А. П. и Ю. Д. Eфремовым - 22 июля 1847. Петербург
22 июля/3 августа
Почтеннейший и любезнейший Александр Павлович. — Прежде нежели
передадите это письмо Юнии Дмитриевне, потрудитесь пробежать его
сами и предупредите ее о печальной новости, которую сообщаю. По
прочтении ею моего письма прошу Вас вручить ей и другое,
прилагаемое при этом письмо без адреса от Евг<ении> П<етровны>.
Вот что случилось без Вас здесь: мы все еще не опомнимся. Желаю
Вам доброго здоровья и остаюсь искренно преданный
И. Гончаров.
—
Давая Вам, Юния Дмитриевна, обещание сообщить обо всем, что в
Ваше отсутствие будет происходить здесь между нами, я думал
служить Вам газетой ежедневного сонного течения мелочных дел,
случаев, занятий, которые бы живо напоминали Вам всё, всех и
каждого в оставленном Вами кругу. А вот, не прошло еще месяца с
Вашего отъезда, а мне приходится начинать свою газету вестью,
которая вызовет много, много слез у Вас. Дай Бог, чтоб я мог
когда-нибудь сообщить Вам радость, равносильную этому горю:
никогда не удастся! Представьте: самый добрый, самый умный,
самый лучший из нас... не знаю, как и сказать Вам. Уж лучше
расскажу по порядку, как всё случилось, тем более что никто из
Майковых не в силах описывать подробностей постигшего их
несчастья: всё возложено на меня. 13/25 июля Евг<ения> П<етровна>
отправилась с Бурькой в Петергоф к княгине Шах<овской>, с тем
чтоб провести у ней этот день (воскресенье) и потом поехать на
три или четыре дня в деревню к Оржинским. В понедельник к ней
присоединились Ник<олай> Ап<оллонович> с Валерианом, и все
четверо поехали к Оржинским. Вечером приехал туда к ним из
Гостилиц (это в 5-ти верстах от Оржинских) и Конст<антин> Аполл<онович>.

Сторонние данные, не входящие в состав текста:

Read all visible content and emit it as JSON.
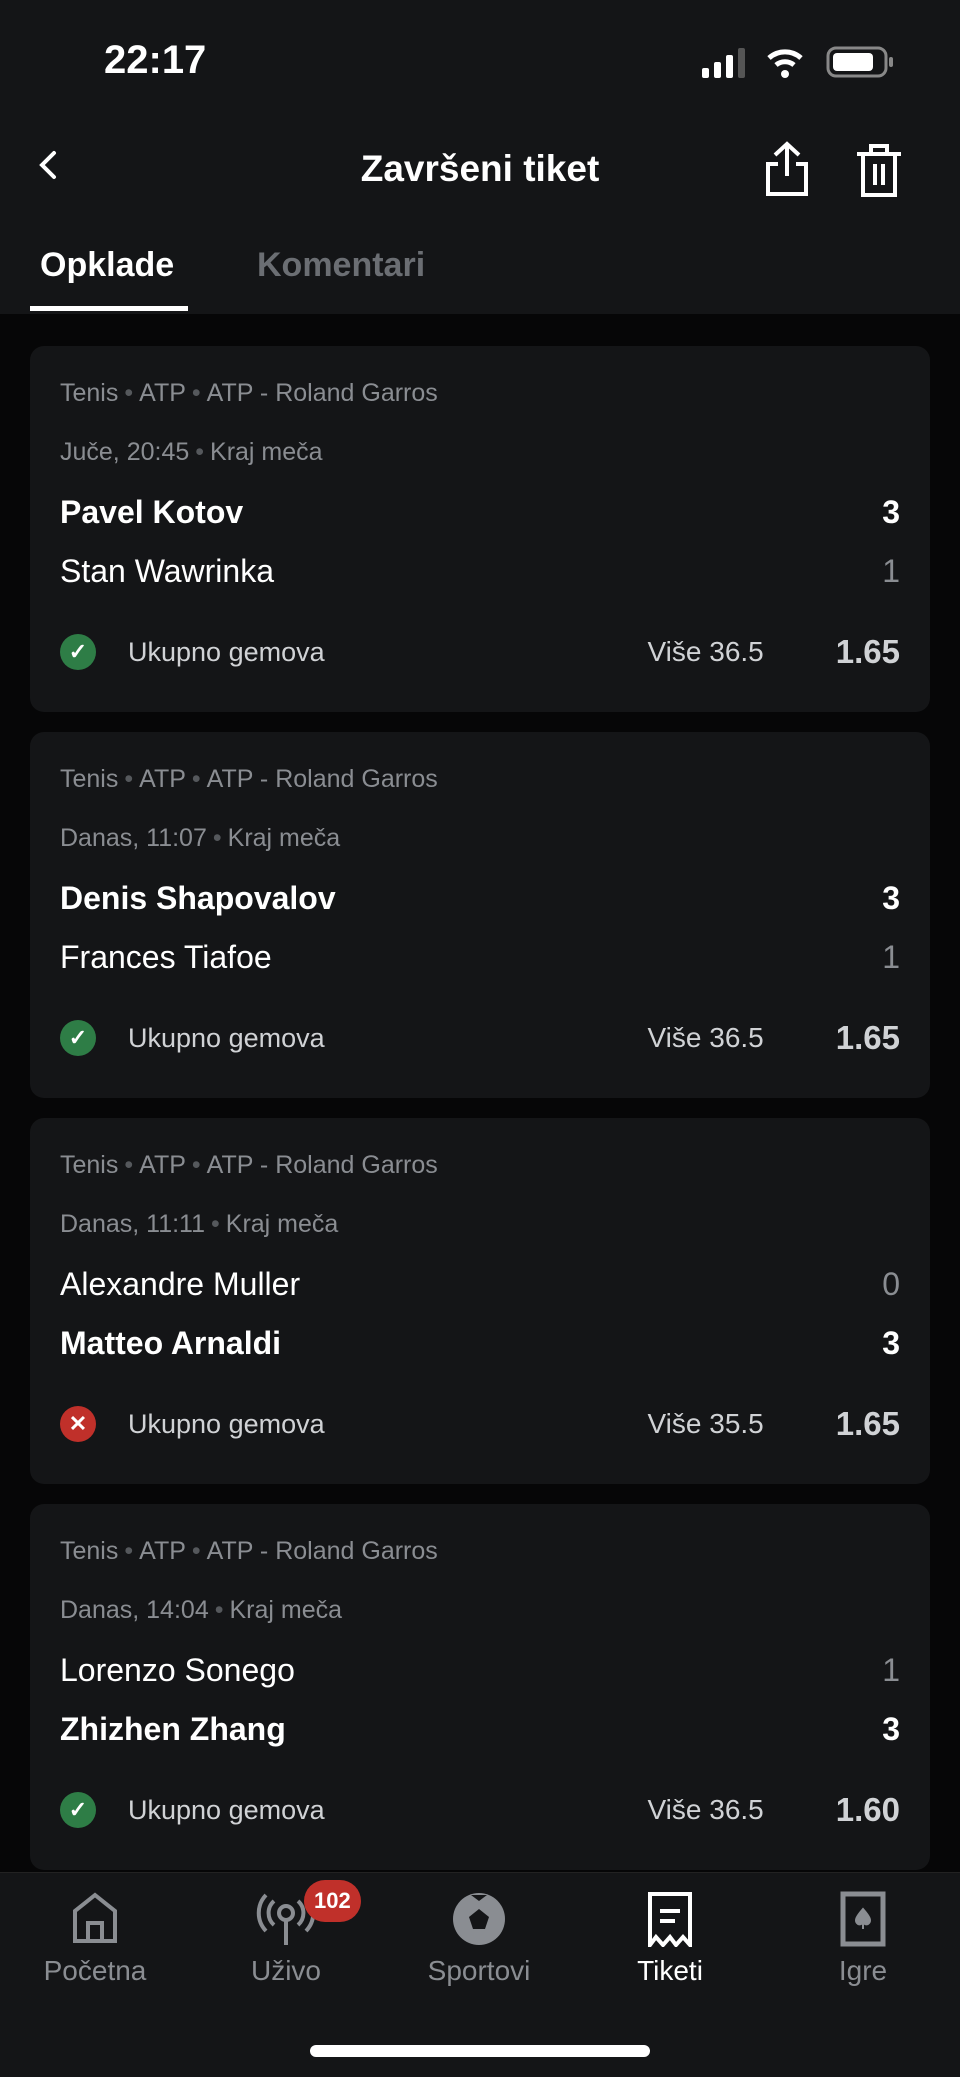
{
  "status": {
    "time": "22:17"
  },
  "header": {
    "title": "Završeni tiket"
  },
  "tabs": [
    {
      "label": "Opklade",
      "active": true
    },
    {
      "label": "Komentari",
      "active": false
    }
  ],
  "bets": [
    {
      "sport": "Tenis",
      "league": "ATP",
      "tournament": "ATP - Roland Garros",
      "date": "Juče, 20:45",
      "status": "Kraj meča",
      "home": {
        "name": "Pavel Kotov",
        "score": "3",
        "winner": true
      },
      "away": {
        "name": "Stan Wawrinka",
        "score": "1",
        "winner": false
      },
      "market": "Ukupno gemova",
      "pick": "Više 36.5",
      "odd": "1.65",
      "result": "won"
    },
    {
      "sport": "Tenis",
      "league": "ATP",
      "tournament": "ATP - Roland Garros",
      "date": "Danas, 11:07",
      "status": "Kraj meča",
      "home": {
        "name": "Denis Shapovalov",
        "score": "3",
        "winner": true
      },
      "away": {
        "name": "Frances Tiafoe",
        "score": "1",
        "winner": false
      },
      "market": "Ukupno gemova",
      "pick": "Više 36.5",
      "odd": "1.65",
      "result": "won"
    },
    {
      "sport": "Tenis",
      "league": "ATP",
      "tournament": "ATP - Roland Garros",
      "date": "Danas, 11:11",
      "status": "Kraj meča",
      "home": {
        "name": "Alexandre Muller",
        "score": "0",
        "winner": false
      },
      "away": {
        "name": "Matteo Arnaldi",
        "score": "3",
        "winner": true
      },
      "market": "Ukupno gemova",
      "pick": "Više 35.5",
      "odd": "1.65",
      "result": "lost"
    },
    {
      "sport": "Tenis",
      "league": "ATP",
      "tournament": "ATP - Roland Garros",
      "date": "Danas, 14:04",
      "status": "Kraj meča",
      "home": {
        "name": "Lorenzo Sonego",
        "score": "1",
        "winner": false
      },
      "away": {
        "name": "Zhizhen Zhang",
        "score": "3",
        "winner": true
      },
      "market": "Ukupno gemova",
      "pick": "Više 36.5",
      "odd": "1.60",
      "result": "won"
    }
  ],
  "colors": {
    "won": "#2e7d46",
    "lost": "#c0302a"
  },
  "nav": [
    {
      "label": "Početna",
      "icon": "home-icon"
    },
    {
      "label": "Uživo",
      "icon": "live-antenna-icon",
      "badge": "102"
    },
    {
      "label": "Sportovi",
      "icon": "soccer-ball-icon"
    },
    {
      "label": "Tiketi",
      "icon": "ticket-icon",
      "active": true
    },
    {
      "label": "Igre",
      "icon": "playing-card-icon"
    }
  ]
}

Погода была жаркая и прекрасная, все были очень веселы, особенно
Валериан. Утро во вторник (15-е, день Св. Владимира) застало их
в таком же расположении духа. После чаю и кофе Ник<олай> Ап<оллонович>
ушел в Гостилицы удить рыбу, а Валериан, Конст<антин> Ап<оллонович>
и дамы, то есть Евг<ения> П<етровна>, m-me Оржинская и, кажется,
гувернантка, пошли за грибами. После 2-х часов ходьбы все
воротились домой, утомленные прогулкой и жаром, а Валериан с
одним молодым человеком, англичанином, братом гувернантки,
отправился купаться тотчас же, не отдохнув ни минуты. Валериан —
купаться! человек, который не умел ступить трех шагов на гладком
полу ровно, который терялся, когда дрянной извозчик за десять
сажень кричал «пади!», который, бывало, пойдет с другими в
купальню, разденется, посмотрит на них с берега и оденется
опять, — это называлось Валериан купается, — и вдруг он
купаться! Вода в пруде, или, лучше, прудишке, — потому что он
величиною не больше двух комнат, — не доставала Валериану и по
грудь. На берегу стоял Бурька и дети Оржинского. Валериан
резвился в воде, прыгал и пел «sinq sous».[6] Он звал
настоятельно купаться и Бурьку, говоря, что он его подержит в
воде, но Бурька, помня запрещение Ник<олая> Ап<оллоновича>, не
пошел. Валериан окунулся два раза, вдруг дети заметили, что,
окунувшись в третий раз, он не показывается больше. Бурька
тотчас побежал в дом сказать. Поднялась суматоха, прибежали все;
Валериана нашли сидящим на дне, вытащили — он был без чувств;
положили в постель, терли, пускали кровь, обкладывали пеплом,
горячим хлебом, всё было напрасно — он не приходил в себя... Я
уж свыкся с печальной мыслью, но вот и в эту минуту задыхаюсь от
волнения, когда представляю себе, что и как случилось. Всё это
произошло в течение каких-нибудь 10 минут. Конст<антин> Ап<оллонович>
говорит, что он не остыл еще от прогулки, когда раздалась
беготня по дому и он застал Валериана уже лежащим на диване без
чувств: из этого можете заключить, как быстро всё это случилось.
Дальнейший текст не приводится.